5. We're learning (maybe).
Failure is one of life's great teachers. I know from personal experience, dealing with the Middle East for a few decades. And the United States has encountered plenty in recent years. Much of it has been heartbreaking.
The Middle East is still a mess. Lately, to be sure, it's also seen a great deal of rare promise and hope. But it continues to be marred by violence, economic misery, sectarian strife, religious extremism, conspiracy theories, and leaps of logic and rationality that should worry us all.
Still, I think we're learning a few things. The Obama administration has done pretty well in this regard. No spectacular successes, but no galactic failures either. Our approach is steady and deliberate. It's focused on getting priorities straight: seeing the threats and opportunities clearly and thinking matters through before throwing American military or diplomatic resources at a problem when there's no real strategy to guide it. If that's "leading from behind," so be it, particularly if leading from the front gets you Iraq and Afghanistan.
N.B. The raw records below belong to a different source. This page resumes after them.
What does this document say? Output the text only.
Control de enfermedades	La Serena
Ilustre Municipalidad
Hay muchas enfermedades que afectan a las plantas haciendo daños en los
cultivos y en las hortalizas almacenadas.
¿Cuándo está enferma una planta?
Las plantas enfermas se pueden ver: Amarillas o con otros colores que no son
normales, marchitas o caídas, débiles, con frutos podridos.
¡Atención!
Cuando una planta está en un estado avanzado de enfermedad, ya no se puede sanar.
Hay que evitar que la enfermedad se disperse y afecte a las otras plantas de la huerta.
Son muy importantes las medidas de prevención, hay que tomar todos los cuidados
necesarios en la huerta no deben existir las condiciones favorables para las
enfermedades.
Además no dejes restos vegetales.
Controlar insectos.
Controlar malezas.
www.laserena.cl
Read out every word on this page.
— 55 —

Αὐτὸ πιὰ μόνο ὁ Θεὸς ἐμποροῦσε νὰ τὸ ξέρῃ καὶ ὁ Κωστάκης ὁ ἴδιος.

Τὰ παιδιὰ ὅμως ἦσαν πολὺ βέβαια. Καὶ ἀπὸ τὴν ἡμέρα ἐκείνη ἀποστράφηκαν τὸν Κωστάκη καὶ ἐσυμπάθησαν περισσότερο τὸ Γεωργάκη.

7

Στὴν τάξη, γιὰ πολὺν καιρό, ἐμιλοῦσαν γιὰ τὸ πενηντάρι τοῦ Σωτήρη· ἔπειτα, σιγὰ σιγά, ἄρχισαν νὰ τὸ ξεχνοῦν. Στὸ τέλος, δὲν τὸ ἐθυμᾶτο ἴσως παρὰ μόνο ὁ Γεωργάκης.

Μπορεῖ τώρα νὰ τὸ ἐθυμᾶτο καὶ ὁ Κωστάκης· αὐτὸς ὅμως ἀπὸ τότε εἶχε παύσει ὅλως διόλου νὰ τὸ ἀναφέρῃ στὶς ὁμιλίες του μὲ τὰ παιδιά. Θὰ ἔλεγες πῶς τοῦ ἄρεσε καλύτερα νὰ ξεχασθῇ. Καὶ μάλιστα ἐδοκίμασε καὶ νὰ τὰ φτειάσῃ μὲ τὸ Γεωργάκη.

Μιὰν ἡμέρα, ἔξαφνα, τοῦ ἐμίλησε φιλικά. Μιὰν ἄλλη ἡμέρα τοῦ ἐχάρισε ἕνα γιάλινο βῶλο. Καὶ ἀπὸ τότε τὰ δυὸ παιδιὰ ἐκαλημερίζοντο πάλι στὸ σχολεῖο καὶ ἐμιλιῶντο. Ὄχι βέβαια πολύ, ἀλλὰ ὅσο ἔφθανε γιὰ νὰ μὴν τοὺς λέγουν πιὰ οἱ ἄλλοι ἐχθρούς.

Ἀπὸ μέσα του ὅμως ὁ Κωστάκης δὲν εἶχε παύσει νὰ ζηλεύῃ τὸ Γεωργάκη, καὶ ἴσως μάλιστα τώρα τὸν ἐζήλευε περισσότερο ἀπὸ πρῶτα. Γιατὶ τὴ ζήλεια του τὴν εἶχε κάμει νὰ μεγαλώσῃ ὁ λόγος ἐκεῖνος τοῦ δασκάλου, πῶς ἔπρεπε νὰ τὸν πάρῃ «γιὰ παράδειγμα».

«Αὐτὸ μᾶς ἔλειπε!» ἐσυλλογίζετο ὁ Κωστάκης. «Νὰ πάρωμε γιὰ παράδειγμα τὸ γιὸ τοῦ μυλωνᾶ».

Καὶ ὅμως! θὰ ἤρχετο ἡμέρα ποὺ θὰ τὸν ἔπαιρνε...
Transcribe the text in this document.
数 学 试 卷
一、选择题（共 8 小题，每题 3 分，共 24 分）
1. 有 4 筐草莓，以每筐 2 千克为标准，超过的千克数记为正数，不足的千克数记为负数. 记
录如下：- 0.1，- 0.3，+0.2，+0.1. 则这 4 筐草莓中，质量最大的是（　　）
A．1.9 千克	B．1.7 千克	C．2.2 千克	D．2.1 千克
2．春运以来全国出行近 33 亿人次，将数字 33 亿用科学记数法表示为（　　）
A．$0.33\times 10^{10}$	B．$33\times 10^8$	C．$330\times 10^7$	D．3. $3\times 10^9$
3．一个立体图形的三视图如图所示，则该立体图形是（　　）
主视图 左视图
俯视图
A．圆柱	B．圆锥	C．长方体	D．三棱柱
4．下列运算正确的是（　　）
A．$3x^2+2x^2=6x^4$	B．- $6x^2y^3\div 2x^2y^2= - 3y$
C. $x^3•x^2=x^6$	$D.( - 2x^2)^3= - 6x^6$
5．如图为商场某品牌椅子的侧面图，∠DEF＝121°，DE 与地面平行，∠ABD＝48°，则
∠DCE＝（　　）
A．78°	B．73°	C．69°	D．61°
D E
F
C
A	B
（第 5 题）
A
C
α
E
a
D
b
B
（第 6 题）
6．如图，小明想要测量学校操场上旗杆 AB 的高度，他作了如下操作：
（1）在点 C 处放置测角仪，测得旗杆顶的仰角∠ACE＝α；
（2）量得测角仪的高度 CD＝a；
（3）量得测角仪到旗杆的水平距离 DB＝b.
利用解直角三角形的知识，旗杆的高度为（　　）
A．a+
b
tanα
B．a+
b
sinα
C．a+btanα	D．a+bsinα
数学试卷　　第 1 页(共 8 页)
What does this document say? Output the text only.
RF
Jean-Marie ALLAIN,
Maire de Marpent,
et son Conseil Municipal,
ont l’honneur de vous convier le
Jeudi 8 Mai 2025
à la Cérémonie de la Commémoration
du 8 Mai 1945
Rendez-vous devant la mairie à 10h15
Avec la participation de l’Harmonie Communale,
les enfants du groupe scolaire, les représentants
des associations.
America doesn't need prophets, ideologues, or geniuses to run its Middle East policy. Just give me a smart president, an empowered secretary of state, and a lot of folks to help them who know history, can find their way around an atlas, and have common sense and good judgment about how American power can be best utilized. It may not guarantee a lot of success, but it will reduce our failures. And that, to be sure, is something to be happy about.